This is a continuation of this post, http://jklisk.blogspot.com/2007/03/building-team-right-way-early-in-draft.html. To start, here are the results of looking at teams drafting QB's and OL's in the first 12 picks of the NFL draft, since 1978.
Year N-1 represents the year before the player was drafted. We would expect the records this year to be poor, because the team would not be drafting in the top 12, barring a trade. Year N represents the rookie year immediately following the draft. Year N+1, N+2, N+3 and N+4 are the next 4 seasons following the rookie year of the drafted position in question.
The numbers presented are as follows for each year: the first number is the number of qualifying teams who drafted a player in the top 12 at that position; the second number is the team combined winning percentage for that year; the third number is the average number of regular season wins for the teams in question, assuming a 16 game schedule; the fourth number is the number of subject teams who qualified for the playoffs in the year in question; and the fifth number is the number of subject teams who advanced to the conference championship game or Super Bowl.
So, if you look at the Teams drafting QB's in Year N, that tells you that there were 41 teams who have drafted a QB in the top 12 since 1978, they combined for a 0.371 winning percentage in the first season following the draft (5.9 wins on average), and that 4 out of 41 made the playoffs, and 1 out of 41 advanced to at least the conference championship (Pittsburgh 2004).
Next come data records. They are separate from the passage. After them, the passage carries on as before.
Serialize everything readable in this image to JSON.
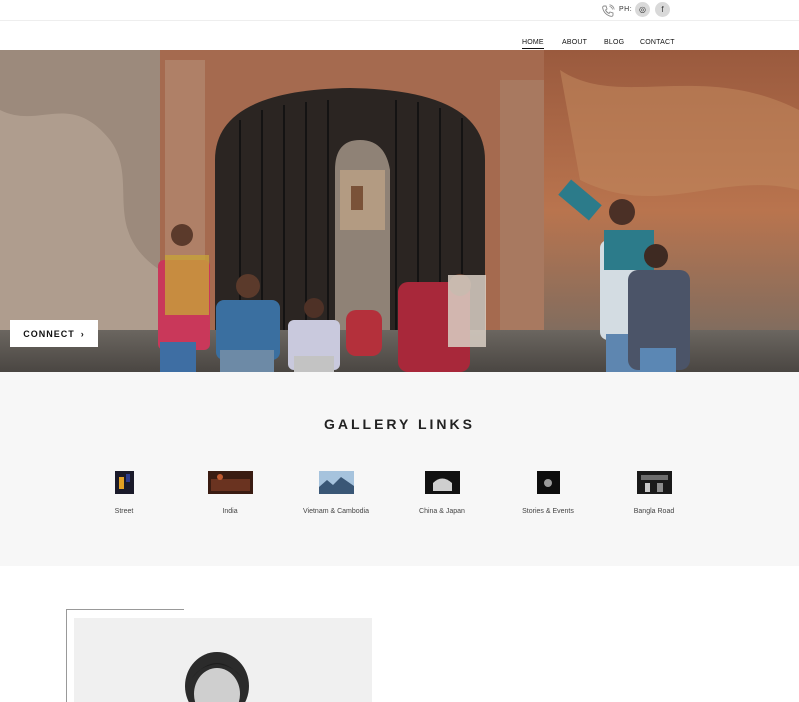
{
  "header": {
    "phone_label": "PH:",
    "social": [
      {
        "icon": "instagram-icon",
        "glyph": "◎"
      },
      {
        "icon": "facebook-icon",
        "glyph": "f"
      }
    ]
  },
  "nav": {
    "items": [
      {
        "label": "HOME",
        "active": true
      },
      {
        "label": "ABOUT",
        "active": false
      },
      {
        "label": "BLOG",
        "active": false
      },
      {
        "label": "CONTACT",
        "active": false
      }
    ]
  },
  "hero": {
    "connect_label": "CONNECT",
    "connect_arrow": "›",
    "slides_total": 8,
    "active_slide": 2
  },
  "gallery": {
    "title": "GALLERY LINKS",
    "items": [
      {
        "label": "Street"
      },
      {
        "label": "India"
      },
      {
        "label": "Vietnam & Cambodia"
      },
      {
        "label": "China & Japan"
      },
      {
        "label": "Stories & Events"
      },
      {
        "label": "Bangla Road"
      }
    ]
  },
  "colors": {
    "accent": "#111111",
    "gallery_bg": "#f7f7f7",
    "social_bg": "#d9d9d9"
  }
}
One minor problem did present itself. There were 4 expansion teams who had no record the year before the player was drafted. However, to account for the general quality of these teams, I treated them as a "2-14 team" the year before the draft in question, which I think is a good approximation of the talent level on the expansion roster at the time the position in question was drafted.
Here are the numbers:
YEAR N-1: 40 . . . 0.286 . . . 4.6 . . . 3 . . . 3
Year N: 40 . . . 0.379 . . . 6.1 . . . 5 . . . 1
Year N+1: 37 . . . 0.470 . . . 7.5 . . . 11 . . . 4
Year N+2: 36 . . . 0.486 . . . 7.8 . . . 12 . . . 2
Year N+3: 33 . . . 0.485 . . . 7.8 . . . 12 . . . 7
Year N+4: 31 . . . 0.474 . . . 7.6 . . . 8 . . . 4
YEAR N-1: 49 . . . 0.362 . . . 5.8 . . . 2 . . . 0
Year N: 49 . . . 0.402 . . . 6.4 . . . 4 . . . 1
Year N+1: 48 . . . 0.404 . . . 6.5 . . . 7 . . . 3
Year N+2: 47 . . . 0.455 . . . 7.3 . . . 13 . . . 6
Year N+3: 47 . . . 0.472 . . . 7.6 . . . 17 . . . 3
Year N+4: 46 . . . 0.513 . . . 8.2 . . . 16 . . . 6
For baseline comparison, the chances of a randomly selected team making the playoffs over this entire time period is about 39%, and the chances of a team making the conference championship is about 14%.
Teams drafting QB's were worse on average the year before the draft in question. The OL teams won slightly more games in the rookie season, but the QB teams showed more improvement. The QB teams outperformed the OL teams in years 2-4 in terms of winning percentage, percentage of teams making playoffs, and percentage of teams advancing to the conference championship. The OL teams were better in terms of winning percentage in year 5, and slightly better or roughly equal in terms of playoff teams and championship teams that year.
The conventional wisdom is that teams that draft QB's are in for a rebuilding project. This appears true for the first year, but after that, it is actually the teams drafting OL that have taken longer to build to respectability and competing for championships.
Next up will be the RB and WR teams.